Intervention	Treatment Effect	Type of Evidence Available
Lifestyle modification
DASH diet	↓ SBP 5.5 mm Hg (↓ SBP 11.4 mm Hg in hypertensive patients)	R, O
Low‐salt DASH diet	↓ SBP 7.1 mm Hg (↓ SBP 11.5 mm Hg in hypertensive patients)	R, O
Dietary supplements
Potassium	↓ SBP 3–12 mm Hg	R, B, P, M
Calcium	↓ SBP 1.4–1.7 mm Hg	R, B, P, M
Vitamin D	↓ SBP 1.9–3.6 mm Hga	R, B, P, M
Folate	↓ SBP 4 mm Hg	R, B, P, C
Coenzyme Q10	↓ SBP 16 mm Hg	R, B, P, M
Fish oil	↓ SBP 2–3 mm Hg	R, B, P, M
Garlic	↓ SBP 10–16 mm Hgb	R, P, M
Fruits and vegetables	↓ SBP 2.8 mm Hg	R, O
Soy protein	↓ SBP 7.8 mm Hg	R, B, P
Flavonoids	↓ SBP 3–5 mm Hg	R, P, M
Vegetarian diet	↓ SBP 5 mm Hg	R, O
High‐fiber diet	↓ SBP 1–2 mm Hg	R, B, P, M
Herbal/alternative approaches
Hawthorn	↓ SBP 3.6 mm Hga	R, B, P
Coleus forskohlii	↓ Cardiac filling pressures	Comp
Mistletoe	↓ BP in rats	Comp, A
Rauwolfia	↓ SBP and DBP	Comp
Acupuncture	↓ SBP 5 mm Hga	R, B, P, M
Meditation	↓ SBP 4.7 mm Hg	R, B, P, M
Devices/interventions
Rheos implantable baroreflex stimulator	↓ SBP 22 mm Hg, >10 mm Hg reduction in SBP in 54% of patientsc	R, B, P
Symplicity renal sympathetic denervation	↓ SBP 32 mm Hgc	R, O
RESPeRATE Paced Breathing	↓ SBP 5–15 mm Hg	R, O
Zona Plus isometric handgrip exercises	↓ SBP 5.7 mm Hg	R, O, M

Abbreviations: ↓ decreased; A, animal model; B, blinded; C, cross‐sectional; Comp, comparative; DASH, Dietary Approaches to Stop Hypertension; O, open‐label; P, placebo‐controlled; M, meta‐analysis; R, randomized; SBP, systolic blood pressure. ^aNonsignificant. ^bStudy design/blinding issues are present. ^cRefractory hypertension.

Conclusions

The first‐line approach to hypertension refractory to lifestyle modification remains pharmacologic therapy in combination with the low‐salt DASH diet. ⁸⁴ However, a wide variety of alternative therapies are available for treatment of hypertension, whether using them to improve BP control to complement medications, as a first‐line approach in combination with lifestyle modification to treat mild hypertension, or in combination with maximal drug therapy for refractory hypertension.
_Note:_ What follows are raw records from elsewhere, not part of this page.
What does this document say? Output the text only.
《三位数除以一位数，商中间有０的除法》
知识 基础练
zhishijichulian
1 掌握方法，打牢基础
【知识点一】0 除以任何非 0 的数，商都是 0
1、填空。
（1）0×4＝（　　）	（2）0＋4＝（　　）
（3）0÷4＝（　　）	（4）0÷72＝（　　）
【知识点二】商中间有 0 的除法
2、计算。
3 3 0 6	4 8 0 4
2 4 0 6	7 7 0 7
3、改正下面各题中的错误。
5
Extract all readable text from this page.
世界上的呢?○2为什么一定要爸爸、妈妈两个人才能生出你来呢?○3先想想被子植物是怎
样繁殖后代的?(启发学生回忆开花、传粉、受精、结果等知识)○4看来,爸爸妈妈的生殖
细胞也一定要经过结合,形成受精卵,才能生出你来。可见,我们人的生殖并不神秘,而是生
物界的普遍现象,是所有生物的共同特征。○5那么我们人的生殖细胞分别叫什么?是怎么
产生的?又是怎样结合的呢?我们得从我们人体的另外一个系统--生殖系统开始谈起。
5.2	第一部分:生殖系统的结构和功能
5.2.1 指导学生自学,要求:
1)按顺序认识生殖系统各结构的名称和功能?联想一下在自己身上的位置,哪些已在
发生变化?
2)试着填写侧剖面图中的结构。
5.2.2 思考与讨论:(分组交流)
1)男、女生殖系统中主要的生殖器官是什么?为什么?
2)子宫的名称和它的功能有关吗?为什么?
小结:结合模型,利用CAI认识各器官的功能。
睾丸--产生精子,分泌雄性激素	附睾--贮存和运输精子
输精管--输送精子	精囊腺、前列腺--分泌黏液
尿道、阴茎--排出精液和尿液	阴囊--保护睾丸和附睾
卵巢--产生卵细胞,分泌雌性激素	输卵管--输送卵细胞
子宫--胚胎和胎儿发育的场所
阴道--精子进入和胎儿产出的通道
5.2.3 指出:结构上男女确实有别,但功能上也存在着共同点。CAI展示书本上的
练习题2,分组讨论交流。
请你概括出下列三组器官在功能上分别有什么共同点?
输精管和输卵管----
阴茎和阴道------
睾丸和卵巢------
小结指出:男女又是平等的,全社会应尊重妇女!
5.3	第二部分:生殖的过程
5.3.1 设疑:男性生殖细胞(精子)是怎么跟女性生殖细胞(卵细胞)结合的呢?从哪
These therapies may be of particular use in patients who are reluctant to take medications or are in search of methods to reduce their BP further in combination with pharmacologic therapy. Device‐ or intervention‐based approaches are proving to be safe and effective and may offer the advantage of a one‐time treatment that has lasting benefit.